Ok, so it's true. I got another one, a tattoo on my left arm.
Glen, my new friend and tattoo artist extraordinaire, wondered alllowed: "Isn't your wife going to kill you?"
"What she doesn't know won't hurt her," I said in my sneakiest voice. "Besides, she's in Ireland. I can't tell her if she isn't here."
Glen didn't look convinced. Neither did my wife on her return. My third daughter, the rat, had already briefed her on my latest addition.
"Patrick O'Neill...You've lost your mind," she informed me!
True as that may be, I did it for good reasons. There was the whole balance thing to consider, given my first tattoo was on my right arm. Only natural to get a second.
There's also The True Snake Story.
You see, I had an encounter a few years ago in the Arizona desert with a green Mojave rattlesnake. They are the most lethal rattler in North America. Thirty seconds to Jesus. So lethal that your chances of surviving a bite are iffy.

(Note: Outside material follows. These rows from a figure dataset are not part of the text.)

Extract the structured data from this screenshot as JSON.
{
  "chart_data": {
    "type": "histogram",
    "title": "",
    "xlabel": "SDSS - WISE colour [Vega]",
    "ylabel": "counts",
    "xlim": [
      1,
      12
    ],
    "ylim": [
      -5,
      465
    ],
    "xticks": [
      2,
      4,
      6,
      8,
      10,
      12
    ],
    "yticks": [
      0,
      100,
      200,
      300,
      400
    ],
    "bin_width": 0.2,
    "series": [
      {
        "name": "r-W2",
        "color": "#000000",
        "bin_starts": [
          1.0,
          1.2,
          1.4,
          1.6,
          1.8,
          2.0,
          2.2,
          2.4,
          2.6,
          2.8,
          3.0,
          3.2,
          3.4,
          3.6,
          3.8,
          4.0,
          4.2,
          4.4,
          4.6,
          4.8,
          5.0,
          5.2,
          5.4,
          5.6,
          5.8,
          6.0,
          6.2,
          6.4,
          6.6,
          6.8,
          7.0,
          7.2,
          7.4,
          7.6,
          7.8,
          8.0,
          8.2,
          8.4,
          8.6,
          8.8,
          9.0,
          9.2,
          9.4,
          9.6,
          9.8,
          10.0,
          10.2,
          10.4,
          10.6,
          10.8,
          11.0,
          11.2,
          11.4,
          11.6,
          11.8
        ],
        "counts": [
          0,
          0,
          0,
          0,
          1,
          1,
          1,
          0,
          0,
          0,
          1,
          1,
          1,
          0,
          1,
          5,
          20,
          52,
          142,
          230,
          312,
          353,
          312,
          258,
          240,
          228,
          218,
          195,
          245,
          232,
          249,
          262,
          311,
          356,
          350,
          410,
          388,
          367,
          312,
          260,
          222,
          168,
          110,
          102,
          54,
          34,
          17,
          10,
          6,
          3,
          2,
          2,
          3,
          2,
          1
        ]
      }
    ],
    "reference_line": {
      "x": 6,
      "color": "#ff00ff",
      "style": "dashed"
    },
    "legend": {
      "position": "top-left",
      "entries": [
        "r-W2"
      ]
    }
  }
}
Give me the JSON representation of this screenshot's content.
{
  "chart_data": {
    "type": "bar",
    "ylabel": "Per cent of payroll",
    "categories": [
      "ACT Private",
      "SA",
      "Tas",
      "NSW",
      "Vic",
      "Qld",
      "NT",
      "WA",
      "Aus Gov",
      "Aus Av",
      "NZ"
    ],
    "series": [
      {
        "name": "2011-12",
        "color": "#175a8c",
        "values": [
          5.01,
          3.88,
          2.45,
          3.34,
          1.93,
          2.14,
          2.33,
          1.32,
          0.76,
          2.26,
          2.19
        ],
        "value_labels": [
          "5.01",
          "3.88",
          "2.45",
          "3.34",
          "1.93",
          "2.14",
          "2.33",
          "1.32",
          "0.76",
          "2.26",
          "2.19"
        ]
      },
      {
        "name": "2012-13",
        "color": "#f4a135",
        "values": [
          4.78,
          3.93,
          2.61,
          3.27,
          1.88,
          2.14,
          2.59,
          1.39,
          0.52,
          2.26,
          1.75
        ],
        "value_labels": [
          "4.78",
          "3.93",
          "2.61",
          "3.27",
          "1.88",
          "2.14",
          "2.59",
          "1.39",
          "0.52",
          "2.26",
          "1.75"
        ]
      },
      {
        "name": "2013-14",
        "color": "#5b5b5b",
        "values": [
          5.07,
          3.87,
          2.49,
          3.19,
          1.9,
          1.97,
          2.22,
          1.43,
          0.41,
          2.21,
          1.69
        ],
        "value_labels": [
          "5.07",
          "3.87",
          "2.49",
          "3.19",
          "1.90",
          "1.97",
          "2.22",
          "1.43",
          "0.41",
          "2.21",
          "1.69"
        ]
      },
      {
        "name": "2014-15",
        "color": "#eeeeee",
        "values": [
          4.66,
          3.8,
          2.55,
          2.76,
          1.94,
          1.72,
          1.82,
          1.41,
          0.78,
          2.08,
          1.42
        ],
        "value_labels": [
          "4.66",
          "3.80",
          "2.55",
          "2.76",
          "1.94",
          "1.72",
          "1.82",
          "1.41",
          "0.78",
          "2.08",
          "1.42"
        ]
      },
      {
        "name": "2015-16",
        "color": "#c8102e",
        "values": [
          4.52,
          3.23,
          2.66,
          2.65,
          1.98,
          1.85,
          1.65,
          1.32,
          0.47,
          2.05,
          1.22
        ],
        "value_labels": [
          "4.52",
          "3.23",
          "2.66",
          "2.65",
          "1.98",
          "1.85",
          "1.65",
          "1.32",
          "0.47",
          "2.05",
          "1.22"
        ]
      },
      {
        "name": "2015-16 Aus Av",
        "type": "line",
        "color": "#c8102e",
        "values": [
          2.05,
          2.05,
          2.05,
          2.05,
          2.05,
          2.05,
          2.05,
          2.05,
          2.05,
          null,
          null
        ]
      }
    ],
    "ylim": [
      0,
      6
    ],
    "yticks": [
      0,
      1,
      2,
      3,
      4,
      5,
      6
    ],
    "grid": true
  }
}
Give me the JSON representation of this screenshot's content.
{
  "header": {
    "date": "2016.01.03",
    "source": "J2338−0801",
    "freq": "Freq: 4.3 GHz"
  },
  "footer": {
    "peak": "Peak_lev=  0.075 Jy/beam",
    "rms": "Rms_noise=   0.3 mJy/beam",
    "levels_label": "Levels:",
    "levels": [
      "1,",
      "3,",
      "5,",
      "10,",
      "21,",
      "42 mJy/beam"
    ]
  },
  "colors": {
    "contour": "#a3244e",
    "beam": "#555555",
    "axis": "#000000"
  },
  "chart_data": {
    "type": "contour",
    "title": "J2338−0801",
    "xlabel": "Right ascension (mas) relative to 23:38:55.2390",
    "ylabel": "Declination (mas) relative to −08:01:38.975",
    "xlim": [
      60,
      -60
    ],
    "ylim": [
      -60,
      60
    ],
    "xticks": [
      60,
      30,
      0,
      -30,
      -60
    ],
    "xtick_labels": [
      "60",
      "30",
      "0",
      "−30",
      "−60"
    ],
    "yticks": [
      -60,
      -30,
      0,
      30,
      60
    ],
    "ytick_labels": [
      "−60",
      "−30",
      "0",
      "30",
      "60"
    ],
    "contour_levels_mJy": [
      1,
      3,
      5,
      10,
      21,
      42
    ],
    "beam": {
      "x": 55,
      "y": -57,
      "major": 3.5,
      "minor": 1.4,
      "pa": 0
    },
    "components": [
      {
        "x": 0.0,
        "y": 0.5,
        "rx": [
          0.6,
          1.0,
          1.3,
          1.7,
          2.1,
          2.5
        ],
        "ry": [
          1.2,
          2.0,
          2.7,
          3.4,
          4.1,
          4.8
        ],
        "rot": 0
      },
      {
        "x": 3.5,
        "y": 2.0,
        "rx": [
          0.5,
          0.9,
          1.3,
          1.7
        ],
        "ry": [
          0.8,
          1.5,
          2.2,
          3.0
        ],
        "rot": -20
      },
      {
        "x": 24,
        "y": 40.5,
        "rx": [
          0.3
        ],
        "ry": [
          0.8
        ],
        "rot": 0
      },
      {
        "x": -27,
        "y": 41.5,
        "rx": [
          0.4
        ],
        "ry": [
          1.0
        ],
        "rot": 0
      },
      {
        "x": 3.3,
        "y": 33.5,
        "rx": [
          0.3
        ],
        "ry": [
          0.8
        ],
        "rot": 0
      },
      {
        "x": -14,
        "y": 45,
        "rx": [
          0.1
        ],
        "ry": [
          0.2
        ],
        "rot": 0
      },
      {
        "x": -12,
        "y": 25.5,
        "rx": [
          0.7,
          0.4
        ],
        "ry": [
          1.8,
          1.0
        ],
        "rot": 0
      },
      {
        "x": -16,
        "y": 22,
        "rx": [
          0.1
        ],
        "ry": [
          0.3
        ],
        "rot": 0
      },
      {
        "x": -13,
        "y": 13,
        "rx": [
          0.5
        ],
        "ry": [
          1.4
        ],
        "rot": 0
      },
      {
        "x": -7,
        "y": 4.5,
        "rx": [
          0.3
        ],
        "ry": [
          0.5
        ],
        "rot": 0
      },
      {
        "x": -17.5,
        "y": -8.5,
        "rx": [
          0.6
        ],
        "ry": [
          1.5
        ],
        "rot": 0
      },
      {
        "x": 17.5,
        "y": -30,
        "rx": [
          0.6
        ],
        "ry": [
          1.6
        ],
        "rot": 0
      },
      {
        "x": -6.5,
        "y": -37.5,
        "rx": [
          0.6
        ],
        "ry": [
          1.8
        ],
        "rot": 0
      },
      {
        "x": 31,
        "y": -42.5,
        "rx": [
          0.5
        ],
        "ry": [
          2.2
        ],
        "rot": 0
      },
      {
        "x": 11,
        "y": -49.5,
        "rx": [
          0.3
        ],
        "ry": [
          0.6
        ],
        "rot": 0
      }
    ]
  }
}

I met my Mojave at the foot of a small footbridge that I was going to cross to get to the dining hall of the Conference facility where I was staying. I was minding my own business when out of the corner of my eye I saw something green and coiled.
I stopped. That's good snake protocol.
Yup, it was a snake alright, a green Mojave kind. It remained still, coiled and non-rattling.
I had never seen a green Mojave before but I wasn't about to get any closer. I backed away slowly observing it out of the corner of my eye and went to find the caretaker.
"There's a snake," I said when I found the caretaker. "A green Mojave kind. I think".
"Not good," he said. He went into his trailer and returned with a pistol. Together we went back to the bridge.
"They're very shy", the caretaker said. "And impossible to handle. Way too lethal. We have to shoot him."
"We," I said?
The caretaker approached the snake until he was virtually standing over it. The snake was rattling big time by now.
He fired the pistol at point blank range.
The snake dodged the first bullet. Really.
The caretaker got him on the second shot. He pulled out his knife and cut off the rattle, depositing it in my palm. "That's for you," he said. "Good job spotting him. He could have hurt somebody."
I looked at the amputation, four distinct rattles still twitching in my outstretched hand. He picked up the snake. "The meat is good eating," he said.
So that's the reason for the second tattoo. That rattler gave me it's rattle. I gave it my left forearm. It's only fair.
"It's a true snake story," I said to my wife explaining the new ink. "I wouldn't lie to you about something like that."